Art. 24. A Anvisa instituirá Grupo de Trabalho de caráter técnico e administrativo, composto pelas unidades organizacionais com responsabilidade compartilhada sobre o objeto tratado no Sandbox.
Parágrafo único. A Anvisa poderá contar, para fins de acompanhamento, monitoramento e avaliação do Sandbox Regulatório, com a colaboração de instituições públicas, universidades e entidades de pesquisa científica e tecnológica, mediante instrumentos formais de cooperação, vedada a delegação de competência regulatória ou de poder de polícia sanitária e observados o sigilo legal, a proteção de dados pessoais e a propriedade intelectual.

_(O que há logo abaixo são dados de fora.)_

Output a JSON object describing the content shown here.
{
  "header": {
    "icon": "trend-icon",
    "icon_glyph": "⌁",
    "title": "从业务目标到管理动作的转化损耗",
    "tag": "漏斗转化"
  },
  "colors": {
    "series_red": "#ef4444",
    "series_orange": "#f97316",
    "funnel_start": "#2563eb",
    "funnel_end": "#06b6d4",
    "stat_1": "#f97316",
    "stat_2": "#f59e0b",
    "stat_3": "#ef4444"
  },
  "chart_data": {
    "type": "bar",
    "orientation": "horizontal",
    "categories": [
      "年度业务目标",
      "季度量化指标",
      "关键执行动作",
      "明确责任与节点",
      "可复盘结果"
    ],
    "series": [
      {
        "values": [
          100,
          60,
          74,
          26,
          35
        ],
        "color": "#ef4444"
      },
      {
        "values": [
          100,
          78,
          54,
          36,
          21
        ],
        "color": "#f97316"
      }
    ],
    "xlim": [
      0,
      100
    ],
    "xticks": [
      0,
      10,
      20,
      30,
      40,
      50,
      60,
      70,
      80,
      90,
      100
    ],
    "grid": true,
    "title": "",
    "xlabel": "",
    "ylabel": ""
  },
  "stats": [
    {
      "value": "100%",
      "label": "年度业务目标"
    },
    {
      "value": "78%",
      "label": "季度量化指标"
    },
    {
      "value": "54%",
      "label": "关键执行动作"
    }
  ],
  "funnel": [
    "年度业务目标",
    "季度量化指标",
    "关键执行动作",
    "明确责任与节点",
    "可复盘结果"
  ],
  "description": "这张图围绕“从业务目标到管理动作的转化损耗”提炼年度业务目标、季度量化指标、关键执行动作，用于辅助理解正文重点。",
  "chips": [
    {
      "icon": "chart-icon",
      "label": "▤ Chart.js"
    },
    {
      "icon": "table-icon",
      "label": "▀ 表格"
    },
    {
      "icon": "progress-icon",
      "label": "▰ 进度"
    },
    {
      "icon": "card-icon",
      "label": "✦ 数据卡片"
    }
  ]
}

Art. 25. A Anvisa divulgará, quando cabível, síntese de resultados agregados do Sandbox Regulatório, resguardados o sigilo legal, a proteção de dados pessoais e as informações protegidas por sigilo comercial ou industrial.
Art. 26. As experiências, decisões e resultados decorrentes do Sandbox Regulatório não constituem precedente automático para autorização fora de seu âmbito.
Art. 27. A participação no Sandbox Regulatório poderá ser encerrada a qualquer tempo, por decisão motivada da Anvisa, no interesse da saúde pública.
Art. 28. A presente Resolução possui caráter piloto, no contexto da implementação gradual do programa de ambiente regulatório experimental, constituindo experiência regulatória específica, destinada a subsidiar o aperfeiçoamento do marco normativo geral a ser instituído, sem substituí-lo.
Parágrafo único. A superveniência de norma geral sobre ambientes regulatórios experimentais (Sandbox Regulatório) ensejará a adequação desta Resolução, no que couber, mediante avaliação da Anvisa.
Art. 29. Esta Resolução entra em vigor na data de sua publicação.